Fifty-eight.
End-stage liver disease.
Cardiac history.
Recent cancer remission.
Septic picture with unclear source.
Advance directive on file.
Family resistant.
Maggie felt the familiar tightening in her chest—not dread, exactly. Recognition.
This was an emotional landmine.
She looked up. “Brooks.”
Evie’s head snapped up immediately. “Yes, Doctor Laurel.”
“You’re taking Carter.”
A beat of silence.
One of the senior residents, Patel, shifted. “Doctor Laurel, that case is?—”
“Complicated,” Maggie finished. “Yes.”
Evie didn’t hesitate. “Okay.”
Maggie held her gaze for a moment longer than necessary, then turned back to the team. “We round in ten. Chart updates by noon. And if you don’t know the answer, you say you don’t know. Guessing is how people die.”
The residents scattered.
Evie stayed.
Maggie felt it before she acknowledged it—the quiet insistence of someone who didn’t know when to back away. Infuriating but intriguing.

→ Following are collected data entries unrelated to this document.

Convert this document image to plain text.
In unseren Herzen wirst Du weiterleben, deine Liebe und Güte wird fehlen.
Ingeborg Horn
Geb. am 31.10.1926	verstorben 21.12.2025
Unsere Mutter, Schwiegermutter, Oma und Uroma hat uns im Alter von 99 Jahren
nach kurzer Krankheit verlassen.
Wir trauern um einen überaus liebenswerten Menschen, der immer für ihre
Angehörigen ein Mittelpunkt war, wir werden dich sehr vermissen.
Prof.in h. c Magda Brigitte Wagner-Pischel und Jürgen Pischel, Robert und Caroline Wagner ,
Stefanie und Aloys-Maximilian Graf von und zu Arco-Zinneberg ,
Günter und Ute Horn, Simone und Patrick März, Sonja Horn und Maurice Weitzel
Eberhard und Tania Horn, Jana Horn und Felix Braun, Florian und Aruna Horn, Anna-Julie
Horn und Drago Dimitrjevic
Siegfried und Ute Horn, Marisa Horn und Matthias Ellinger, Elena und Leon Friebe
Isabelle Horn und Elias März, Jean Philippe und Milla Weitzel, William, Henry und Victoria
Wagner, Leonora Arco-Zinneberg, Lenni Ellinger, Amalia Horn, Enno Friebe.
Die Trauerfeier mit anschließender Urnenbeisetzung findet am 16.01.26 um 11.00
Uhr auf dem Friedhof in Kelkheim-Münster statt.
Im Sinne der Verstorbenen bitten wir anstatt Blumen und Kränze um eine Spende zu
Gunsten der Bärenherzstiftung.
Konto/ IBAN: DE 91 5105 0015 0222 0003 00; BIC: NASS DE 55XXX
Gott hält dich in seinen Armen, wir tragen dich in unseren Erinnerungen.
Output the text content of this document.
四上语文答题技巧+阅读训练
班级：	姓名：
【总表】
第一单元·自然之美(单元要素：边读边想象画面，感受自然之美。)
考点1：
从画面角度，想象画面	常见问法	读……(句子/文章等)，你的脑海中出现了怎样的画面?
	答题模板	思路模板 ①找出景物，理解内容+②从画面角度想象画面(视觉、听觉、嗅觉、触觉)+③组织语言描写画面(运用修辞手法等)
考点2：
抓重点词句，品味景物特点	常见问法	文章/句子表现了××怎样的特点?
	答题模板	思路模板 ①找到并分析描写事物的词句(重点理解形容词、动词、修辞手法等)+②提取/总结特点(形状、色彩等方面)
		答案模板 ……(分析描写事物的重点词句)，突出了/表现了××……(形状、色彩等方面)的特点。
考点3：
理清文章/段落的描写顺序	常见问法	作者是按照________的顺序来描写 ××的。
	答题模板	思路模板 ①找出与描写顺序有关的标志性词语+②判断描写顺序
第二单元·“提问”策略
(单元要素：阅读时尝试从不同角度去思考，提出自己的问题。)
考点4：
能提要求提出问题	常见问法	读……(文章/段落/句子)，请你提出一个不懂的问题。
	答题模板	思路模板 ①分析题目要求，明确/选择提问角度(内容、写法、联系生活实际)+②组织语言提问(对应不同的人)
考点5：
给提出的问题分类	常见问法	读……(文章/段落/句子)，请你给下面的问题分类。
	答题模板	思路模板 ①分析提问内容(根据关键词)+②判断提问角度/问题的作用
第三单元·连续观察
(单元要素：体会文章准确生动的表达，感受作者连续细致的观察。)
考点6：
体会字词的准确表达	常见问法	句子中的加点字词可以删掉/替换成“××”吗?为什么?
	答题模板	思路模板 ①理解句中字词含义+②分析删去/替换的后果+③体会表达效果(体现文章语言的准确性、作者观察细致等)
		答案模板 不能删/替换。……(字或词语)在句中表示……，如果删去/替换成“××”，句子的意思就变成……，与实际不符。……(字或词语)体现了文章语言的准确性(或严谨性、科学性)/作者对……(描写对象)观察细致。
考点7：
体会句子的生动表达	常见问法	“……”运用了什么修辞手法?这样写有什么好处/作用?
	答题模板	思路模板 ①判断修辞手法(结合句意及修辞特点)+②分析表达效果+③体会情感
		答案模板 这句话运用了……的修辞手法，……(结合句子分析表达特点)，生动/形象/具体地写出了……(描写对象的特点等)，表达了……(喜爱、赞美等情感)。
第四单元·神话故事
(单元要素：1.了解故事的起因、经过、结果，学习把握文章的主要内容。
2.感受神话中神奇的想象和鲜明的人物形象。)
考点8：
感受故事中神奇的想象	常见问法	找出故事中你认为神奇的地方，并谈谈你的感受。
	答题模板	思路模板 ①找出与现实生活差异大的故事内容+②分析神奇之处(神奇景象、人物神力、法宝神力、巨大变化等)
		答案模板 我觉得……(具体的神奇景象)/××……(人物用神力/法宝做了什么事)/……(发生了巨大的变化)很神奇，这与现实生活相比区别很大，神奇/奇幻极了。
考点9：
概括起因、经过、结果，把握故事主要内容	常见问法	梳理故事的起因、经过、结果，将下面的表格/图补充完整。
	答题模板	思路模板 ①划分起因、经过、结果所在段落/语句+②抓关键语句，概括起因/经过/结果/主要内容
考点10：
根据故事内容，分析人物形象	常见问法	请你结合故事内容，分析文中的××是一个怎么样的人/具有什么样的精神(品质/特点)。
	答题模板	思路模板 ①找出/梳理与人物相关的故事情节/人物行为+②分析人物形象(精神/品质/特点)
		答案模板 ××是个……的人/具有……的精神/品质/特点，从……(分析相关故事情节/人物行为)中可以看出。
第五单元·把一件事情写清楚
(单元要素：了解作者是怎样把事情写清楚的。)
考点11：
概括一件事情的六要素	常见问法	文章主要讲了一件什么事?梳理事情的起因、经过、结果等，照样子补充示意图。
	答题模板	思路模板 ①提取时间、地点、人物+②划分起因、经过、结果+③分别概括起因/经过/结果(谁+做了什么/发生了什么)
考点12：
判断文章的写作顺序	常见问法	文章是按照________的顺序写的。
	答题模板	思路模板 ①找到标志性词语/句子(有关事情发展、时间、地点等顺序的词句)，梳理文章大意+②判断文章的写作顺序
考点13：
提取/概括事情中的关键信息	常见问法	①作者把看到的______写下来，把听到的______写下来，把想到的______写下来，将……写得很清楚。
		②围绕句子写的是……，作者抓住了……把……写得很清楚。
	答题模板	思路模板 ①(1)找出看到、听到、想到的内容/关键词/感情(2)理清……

“Doctor Laurel,” Evie said.
Maggie kept walking. “Yes.”
“I’m not here to cause problems.”
Maggie didn’t slow. “Then don’t.”
Evie fell into step beside her anyway. “I know I pushed in the ER.”
“You did.”
“I’ll keep my head down.”
Maggie glanced at her then, brief but deliberate. “Don’t.”
Evie blinked. “Excuse me?”
“Keeping your head down doesn’t help anyone,” Maggie said. “It just makes you quieter when you’re wrong. I’m not punishing you; I’m helping you learn. That’s what you’re here for, right?”